Objective: The purpose of this study was to determine whether the progression of low-grade squamous intraepithelial lesions of the cervix in women with the human immunodeficiency virus can be predicted reliably by standard cytologic testing.

Study Design: As part of a previously reported trial, 288 biopsy specimens were collected from 117 women with the human immunodeficiency virus. These specimens underwent central and local interpretation, which were compared and correlated with cytologic results. Ninety-two subjects had matched cytologic/histologic pairs at study termination, which were compared to determine whether cytologic testing was predictive of progression.

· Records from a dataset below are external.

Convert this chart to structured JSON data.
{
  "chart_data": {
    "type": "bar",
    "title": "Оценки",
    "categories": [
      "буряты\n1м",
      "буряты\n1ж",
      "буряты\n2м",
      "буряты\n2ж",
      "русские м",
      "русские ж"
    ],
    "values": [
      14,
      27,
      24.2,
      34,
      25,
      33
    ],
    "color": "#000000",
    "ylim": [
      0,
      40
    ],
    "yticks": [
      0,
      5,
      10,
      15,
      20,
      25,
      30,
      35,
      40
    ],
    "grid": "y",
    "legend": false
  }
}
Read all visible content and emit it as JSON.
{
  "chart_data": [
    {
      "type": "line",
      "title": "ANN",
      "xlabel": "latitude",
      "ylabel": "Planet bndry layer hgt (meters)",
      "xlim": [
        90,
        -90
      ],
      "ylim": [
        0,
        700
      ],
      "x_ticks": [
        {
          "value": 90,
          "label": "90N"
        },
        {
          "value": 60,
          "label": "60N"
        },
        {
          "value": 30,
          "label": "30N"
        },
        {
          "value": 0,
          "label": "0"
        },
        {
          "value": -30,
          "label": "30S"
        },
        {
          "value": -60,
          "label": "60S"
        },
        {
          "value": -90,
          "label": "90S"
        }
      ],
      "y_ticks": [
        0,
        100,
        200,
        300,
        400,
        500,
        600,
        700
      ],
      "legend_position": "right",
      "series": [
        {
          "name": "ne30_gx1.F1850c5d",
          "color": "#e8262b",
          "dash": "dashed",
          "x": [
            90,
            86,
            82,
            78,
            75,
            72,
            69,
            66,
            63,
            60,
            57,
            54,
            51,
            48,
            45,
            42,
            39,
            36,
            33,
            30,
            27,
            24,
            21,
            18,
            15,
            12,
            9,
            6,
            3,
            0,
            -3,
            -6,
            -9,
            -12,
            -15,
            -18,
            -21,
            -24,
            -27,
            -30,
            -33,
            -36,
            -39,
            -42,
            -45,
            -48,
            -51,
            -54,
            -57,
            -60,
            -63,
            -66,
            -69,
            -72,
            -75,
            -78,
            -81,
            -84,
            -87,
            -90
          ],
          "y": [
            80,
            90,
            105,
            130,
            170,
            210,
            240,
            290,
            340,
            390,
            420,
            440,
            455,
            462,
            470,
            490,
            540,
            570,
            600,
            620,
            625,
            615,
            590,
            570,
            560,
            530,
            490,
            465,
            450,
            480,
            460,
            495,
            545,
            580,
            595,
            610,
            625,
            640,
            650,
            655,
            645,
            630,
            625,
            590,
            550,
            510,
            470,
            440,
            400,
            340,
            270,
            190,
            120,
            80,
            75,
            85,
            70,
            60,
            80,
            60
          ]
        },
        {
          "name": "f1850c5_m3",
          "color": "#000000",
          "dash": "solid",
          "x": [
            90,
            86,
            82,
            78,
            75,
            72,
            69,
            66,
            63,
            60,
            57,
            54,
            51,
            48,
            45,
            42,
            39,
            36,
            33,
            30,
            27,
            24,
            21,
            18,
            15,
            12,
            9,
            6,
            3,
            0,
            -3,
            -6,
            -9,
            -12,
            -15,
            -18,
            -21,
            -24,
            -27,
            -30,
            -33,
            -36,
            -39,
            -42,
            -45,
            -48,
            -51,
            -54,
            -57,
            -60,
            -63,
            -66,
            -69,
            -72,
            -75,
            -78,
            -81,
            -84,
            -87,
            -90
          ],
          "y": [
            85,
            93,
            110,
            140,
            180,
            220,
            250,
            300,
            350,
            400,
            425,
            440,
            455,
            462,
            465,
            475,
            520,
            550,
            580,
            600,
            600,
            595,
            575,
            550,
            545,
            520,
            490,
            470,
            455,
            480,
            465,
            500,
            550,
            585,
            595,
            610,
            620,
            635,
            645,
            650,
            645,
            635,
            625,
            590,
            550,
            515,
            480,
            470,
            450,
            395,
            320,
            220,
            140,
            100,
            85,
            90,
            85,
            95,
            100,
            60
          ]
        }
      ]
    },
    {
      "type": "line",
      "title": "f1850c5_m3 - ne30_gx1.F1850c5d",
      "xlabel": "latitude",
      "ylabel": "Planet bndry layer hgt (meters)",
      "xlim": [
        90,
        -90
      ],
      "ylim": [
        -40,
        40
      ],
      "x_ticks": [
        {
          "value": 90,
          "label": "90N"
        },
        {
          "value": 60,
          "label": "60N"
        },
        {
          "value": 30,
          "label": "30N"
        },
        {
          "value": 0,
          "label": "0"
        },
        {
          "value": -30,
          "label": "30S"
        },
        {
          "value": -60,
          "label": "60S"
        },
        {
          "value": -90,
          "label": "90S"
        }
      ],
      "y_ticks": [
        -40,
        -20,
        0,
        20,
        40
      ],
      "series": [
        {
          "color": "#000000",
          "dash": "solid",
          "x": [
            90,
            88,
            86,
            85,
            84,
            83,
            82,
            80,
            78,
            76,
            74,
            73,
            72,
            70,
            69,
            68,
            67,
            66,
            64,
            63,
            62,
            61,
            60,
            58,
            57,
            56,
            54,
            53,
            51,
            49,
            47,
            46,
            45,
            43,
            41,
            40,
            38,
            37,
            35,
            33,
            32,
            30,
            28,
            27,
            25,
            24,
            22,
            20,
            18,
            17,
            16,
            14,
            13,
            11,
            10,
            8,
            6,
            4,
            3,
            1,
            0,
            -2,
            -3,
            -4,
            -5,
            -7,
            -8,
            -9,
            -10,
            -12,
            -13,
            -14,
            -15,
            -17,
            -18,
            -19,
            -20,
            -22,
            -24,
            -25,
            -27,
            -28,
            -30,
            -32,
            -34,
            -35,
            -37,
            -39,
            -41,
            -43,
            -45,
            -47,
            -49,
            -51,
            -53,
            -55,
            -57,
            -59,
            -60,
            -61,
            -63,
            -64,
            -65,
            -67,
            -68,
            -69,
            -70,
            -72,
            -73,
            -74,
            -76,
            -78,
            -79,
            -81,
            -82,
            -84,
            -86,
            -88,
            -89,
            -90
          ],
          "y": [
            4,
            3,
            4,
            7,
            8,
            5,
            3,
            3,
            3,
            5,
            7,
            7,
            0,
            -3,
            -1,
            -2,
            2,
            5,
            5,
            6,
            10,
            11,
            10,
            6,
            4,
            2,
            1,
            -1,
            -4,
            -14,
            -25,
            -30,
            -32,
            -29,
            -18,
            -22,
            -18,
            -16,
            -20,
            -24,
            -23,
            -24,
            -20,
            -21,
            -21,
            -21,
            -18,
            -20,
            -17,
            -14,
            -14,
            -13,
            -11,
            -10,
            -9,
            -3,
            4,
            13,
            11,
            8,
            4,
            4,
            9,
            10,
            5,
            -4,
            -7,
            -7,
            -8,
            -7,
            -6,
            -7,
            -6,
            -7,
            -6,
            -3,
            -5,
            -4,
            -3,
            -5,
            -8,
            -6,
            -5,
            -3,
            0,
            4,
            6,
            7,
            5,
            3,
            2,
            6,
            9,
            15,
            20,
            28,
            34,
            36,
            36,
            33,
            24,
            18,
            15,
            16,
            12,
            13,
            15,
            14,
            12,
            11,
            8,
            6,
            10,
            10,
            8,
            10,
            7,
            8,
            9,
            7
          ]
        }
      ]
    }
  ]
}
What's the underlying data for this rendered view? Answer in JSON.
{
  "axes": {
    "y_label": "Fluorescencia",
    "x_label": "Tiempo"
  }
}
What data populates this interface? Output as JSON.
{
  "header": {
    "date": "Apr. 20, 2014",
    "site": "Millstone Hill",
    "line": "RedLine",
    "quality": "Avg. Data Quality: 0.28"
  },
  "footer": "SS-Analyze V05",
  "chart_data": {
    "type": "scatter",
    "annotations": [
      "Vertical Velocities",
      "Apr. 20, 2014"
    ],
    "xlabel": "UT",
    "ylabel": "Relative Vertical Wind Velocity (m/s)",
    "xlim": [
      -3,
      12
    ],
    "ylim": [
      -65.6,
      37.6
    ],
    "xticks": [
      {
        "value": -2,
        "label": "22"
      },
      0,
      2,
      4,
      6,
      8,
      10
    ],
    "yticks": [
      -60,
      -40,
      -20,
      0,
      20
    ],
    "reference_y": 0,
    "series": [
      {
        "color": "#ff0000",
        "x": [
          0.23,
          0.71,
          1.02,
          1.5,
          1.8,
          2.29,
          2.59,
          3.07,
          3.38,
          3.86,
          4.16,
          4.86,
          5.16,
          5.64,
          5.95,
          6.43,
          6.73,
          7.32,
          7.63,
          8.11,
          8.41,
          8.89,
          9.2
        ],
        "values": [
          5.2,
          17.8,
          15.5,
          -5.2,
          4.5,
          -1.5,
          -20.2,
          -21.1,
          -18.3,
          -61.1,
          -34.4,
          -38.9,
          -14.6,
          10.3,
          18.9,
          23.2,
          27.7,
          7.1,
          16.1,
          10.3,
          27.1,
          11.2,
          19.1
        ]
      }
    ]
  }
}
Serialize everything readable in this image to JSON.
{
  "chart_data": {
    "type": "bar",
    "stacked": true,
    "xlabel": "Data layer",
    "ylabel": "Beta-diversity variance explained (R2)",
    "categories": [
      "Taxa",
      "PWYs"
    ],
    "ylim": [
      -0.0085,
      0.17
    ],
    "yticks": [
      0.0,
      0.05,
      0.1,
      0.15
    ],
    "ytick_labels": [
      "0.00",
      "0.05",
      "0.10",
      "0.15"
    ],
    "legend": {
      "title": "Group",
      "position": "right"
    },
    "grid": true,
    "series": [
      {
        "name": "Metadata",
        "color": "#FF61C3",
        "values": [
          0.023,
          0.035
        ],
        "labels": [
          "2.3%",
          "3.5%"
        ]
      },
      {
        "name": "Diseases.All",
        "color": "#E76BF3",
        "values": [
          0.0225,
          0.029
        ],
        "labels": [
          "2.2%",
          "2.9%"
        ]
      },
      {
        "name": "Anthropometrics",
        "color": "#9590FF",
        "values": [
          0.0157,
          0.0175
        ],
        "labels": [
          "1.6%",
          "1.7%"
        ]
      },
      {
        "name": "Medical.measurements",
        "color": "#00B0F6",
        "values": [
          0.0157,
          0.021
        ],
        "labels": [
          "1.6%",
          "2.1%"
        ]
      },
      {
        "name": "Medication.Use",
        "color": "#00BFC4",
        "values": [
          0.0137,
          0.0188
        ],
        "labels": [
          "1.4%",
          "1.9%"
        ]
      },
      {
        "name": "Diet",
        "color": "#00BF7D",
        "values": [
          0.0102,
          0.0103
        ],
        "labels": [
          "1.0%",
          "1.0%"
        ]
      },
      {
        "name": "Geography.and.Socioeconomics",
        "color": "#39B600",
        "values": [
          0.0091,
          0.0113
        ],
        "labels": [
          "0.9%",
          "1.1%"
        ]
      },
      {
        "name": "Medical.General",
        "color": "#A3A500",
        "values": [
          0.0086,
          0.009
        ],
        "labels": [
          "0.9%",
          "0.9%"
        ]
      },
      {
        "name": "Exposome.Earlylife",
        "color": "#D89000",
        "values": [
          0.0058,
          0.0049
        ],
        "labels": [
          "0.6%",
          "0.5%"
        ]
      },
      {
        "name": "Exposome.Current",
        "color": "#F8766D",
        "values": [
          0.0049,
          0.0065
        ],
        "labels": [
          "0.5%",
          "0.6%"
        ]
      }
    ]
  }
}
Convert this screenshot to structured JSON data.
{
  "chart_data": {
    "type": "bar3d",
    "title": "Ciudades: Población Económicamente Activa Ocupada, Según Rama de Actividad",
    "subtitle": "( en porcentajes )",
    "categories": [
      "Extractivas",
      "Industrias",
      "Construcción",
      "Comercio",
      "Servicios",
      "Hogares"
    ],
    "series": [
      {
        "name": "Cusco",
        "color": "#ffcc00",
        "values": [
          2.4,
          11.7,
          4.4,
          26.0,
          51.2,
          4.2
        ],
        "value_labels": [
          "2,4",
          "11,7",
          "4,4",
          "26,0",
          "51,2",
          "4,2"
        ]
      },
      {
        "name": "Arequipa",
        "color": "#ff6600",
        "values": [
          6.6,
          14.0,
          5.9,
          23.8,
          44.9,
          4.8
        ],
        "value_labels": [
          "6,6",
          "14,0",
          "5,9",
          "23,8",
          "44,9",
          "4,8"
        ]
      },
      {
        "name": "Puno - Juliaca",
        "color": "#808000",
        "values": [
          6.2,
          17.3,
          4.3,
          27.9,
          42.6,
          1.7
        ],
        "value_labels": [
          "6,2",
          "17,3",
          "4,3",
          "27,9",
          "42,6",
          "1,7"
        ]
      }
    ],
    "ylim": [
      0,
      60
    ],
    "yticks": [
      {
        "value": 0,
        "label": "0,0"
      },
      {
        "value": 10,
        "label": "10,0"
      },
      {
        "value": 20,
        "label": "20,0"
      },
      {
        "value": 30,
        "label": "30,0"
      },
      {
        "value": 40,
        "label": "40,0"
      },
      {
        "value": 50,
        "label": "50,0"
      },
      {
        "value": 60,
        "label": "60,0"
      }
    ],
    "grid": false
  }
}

Results: Of the central histologic interpretations, 26 of 288 interpretations (9%) differed from local results, 97 of 246 cytologic/histologic pairs (39%) were discordant, and 21 subjects had progression to high-grade squamous intraepithelial lesions by histologic evidence. Cytologic testing showed high-grade squamous intraepithelial lesions in 4 of 21 specimens (sensitivity, 19%). The remaining cytologic specimens were either low-grade squamous intraepithelial lesions or were normal.

Conclusion: This substudy of pathologic results from a randomized clinical trial suggests that, although the risk of progression of low-grade squamous intraepithelial lesions is low, follow-up cytologic testing is unreliable. Colposcopic evaluation with directed biopsies should be continued.